US President Donald Trump’s administration is struggling to undo the catastrophic damage caused by the president’s precipitous withdrawal of US forces from Syria. Some of it is irreparable, such as the lives lost or maimed. Nor will the Russians and Syrian government forces now moving into the areas abandoned by the US be pushed out any time soon.
The third price the US is paying — its reputation as a reliable ally in the region — would only be partially reversed if the administration imposes sanctions strong enough to severely punish Turkish President Recep Tayyip Erdogan’s regime and cause Ankara to halt its brutal aggression against the Syrian Kurds or, even less likely, to retreat from the newly occupied areas.
The impact of Trump’s rash action is magnified because it builds on the regional blunders of the administration of former US president Barack Obama.
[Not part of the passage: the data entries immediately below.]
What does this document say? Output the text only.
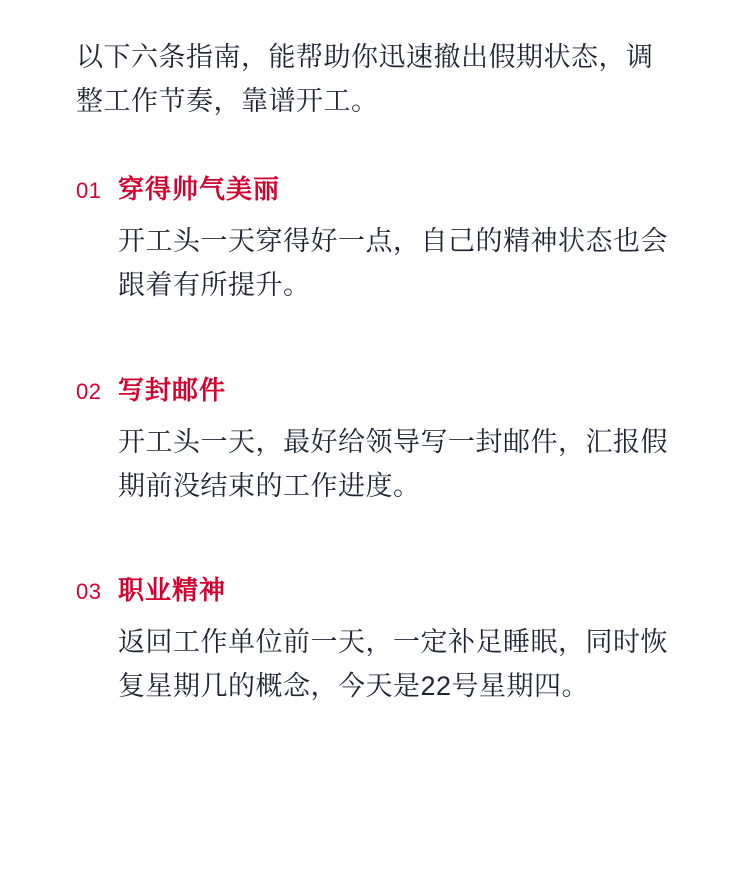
以下六条指南，能帮助你迅速撤出假期状态，调整工作节奏，靠谱开工。

01 穿得帅气美丽

开工头一天穿得好一点，自己的精神状态也会跟着有所提升。

02 写封邮件

开工头一天，最好给领导写一封邮件，汇报假期前没结束的工作进度。

03 职业精神

返回工作单位前一天，一定补足睡眠，同时恢复星期几的概念，今天是22号星期四。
Obama in 2011 announced that Syrian President Bashar al-Assad “must step down” — and then did nothing for the next five years to achieve that objective. In fact, his policies worked in the opposite direction, ensuring al-Assad’s survival by allowing Russia to gain an unprecedented strategic foothold in the Middle East.
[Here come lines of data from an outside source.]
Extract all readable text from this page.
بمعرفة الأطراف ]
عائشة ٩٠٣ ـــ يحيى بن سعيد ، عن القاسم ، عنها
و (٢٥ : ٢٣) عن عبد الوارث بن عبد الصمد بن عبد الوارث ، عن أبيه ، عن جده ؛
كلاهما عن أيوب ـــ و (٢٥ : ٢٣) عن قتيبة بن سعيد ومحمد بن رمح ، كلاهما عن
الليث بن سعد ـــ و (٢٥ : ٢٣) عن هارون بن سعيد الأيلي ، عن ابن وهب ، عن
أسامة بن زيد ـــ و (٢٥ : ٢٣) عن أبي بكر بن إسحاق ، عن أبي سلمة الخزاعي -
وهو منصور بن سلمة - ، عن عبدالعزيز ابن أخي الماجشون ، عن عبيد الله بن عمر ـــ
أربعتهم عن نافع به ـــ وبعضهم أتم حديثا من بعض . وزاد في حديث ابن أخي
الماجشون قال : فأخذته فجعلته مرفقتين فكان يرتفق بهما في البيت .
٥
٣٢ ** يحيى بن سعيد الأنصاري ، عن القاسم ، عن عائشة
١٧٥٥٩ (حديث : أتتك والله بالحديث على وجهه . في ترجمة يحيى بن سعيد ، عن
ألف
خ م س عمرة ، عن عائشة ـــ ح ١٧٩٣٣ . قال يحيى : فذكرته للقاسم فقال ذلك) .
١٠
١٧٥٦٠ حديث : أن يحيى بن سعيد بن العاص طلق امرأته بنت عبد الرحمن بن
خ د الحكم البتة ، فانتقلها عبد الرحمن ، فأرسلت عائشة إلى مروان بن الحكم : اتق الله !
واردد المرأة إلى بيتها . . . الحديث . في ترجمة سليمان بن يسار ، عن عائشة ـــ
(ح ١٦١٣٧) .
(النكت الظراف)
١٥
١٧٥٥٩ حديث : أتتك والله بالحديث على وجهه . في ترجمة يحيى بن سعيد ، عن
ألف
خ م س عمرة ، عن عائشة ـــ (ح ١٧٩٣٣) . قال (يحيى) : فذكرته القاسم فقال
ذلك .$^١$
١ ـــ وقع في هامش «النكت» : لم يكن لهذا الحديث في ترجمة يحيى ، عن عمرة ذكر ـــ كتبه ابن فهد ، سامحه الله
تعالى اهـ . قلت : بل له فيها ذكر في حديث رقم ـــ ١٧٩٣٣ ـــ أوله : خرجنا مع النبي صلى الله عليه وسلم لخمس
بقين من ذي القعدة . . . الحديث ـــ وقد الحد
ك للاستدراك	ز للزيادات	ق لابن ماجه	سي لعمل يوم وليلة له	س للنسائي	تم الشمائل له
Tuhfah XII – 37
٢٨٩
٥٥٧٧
Similarly, Obama warned al-Assad that using chemical weapons against the Syrian people was a US “red line” that would trigger a major response. Al-Assad is still there, while 400,000 Syrians who heard and believed the former US president are not, and millions more have fled to Europe, creating new security issues there.
The fourth cost of the tragic Syria episode is the most far-reaching — the lessons other tyrants are learning from these presidential retreats, particularly in Asia, where the US, its allies and its security partners face their gravest threats. There, the harm to the US’ credibility as a serious ally and security partner has been compounded by Trump’s statements defending his decision.
His rationale for deserting the Kurds, loyal allies, was shockingly simple: “Turkey has wanted to do this for many years.”
That is an ominous message for northeast Asia, where the communist regimes in China and North Korea long have harbored their own historical grievances and territorial ambitions.
North Korea, with China’s indispensable assistance, already invaded South Korea once, in 1950, triggering a three-year war to reunify the Korean Peninsula under the rule of the Kim family dynasty. Pyongyang has never given up on that strategic goal.
China’s aggressive intentions are even more extensive. It wants unification with Taiwan, which it has never ruled. Beijing also covets the Senkaku Islands administered for decades by Japan. And, in recent years, it has made sweeping claims over the entire South China Sea and seized a Philippine island, despite a UN arbitral tribunal ruling that its position is entirely without legal or historical merit.
If long-standing aggressive intentions justified Ankara’s incursion against the Kurds, Beijing and Pyongyang could reason they are entitled to the same US deference for their territorial ambitions.
As Trump put it in justifying his action: “Anyone who wants to assist Syria in protecting the Kurds is good with me, whether it is Russia, China, or Napoleon Bonaparte. I hope they all do great, we are 7,000 miles [11,265km] away!”
Actually, Syria is 6,341 miles from the US. Japan is at a distance of 6,521 miles; South Korea, 6,690 miles; Taiwan, 7,619 miles; Philippines, 8,222 miles; Thailand, 8,630 miles; and Australia, 9,437 miles. Should these US allies and security partners, farther from the US than Syria, now worry that they exceed the limits of Washington’s strategic concern?
The last time the US declared South Korea and Taiwan outside its security perimeter, the Korean War erupted. Former British prime minister Neville Chamberlain infamously dismissed Adolf Hitler’s designs on Czechoslovakia as “a quarrel in a faraway country between people of whom we know nothing.”
The US administration’s newly promulgated national security documents, all consistent with Trump’s own original instincts, make clear that the new focus will be directed at the great-power threats from China and Russia, and to a lesser extent, North Korea. Middle East conflicts are considered a distraction that no longer can be afforded.
However, it is now incumbent on the US administration to manifest that security shift by dramatically demonstrating, in words and deeds, its renewed commitment to the Asia theater. There is no better way to start than to declare unequivocally that the US will defend Taiwan against Chinese communist aggression.
After the tragic Syria mistake, Washington cannot afford strategic ambiguity on Taiwan or any other place in Asia that is threatened by China or North Korea. The president could demonstrate that commitment by deploying to Taiwan the small contingent of security forces that once protected the Kurds.
Joseph Bosco served as China country director in the office of the US secretary of defense. He is a member of the advisory committee of the Global Taiwan Institute.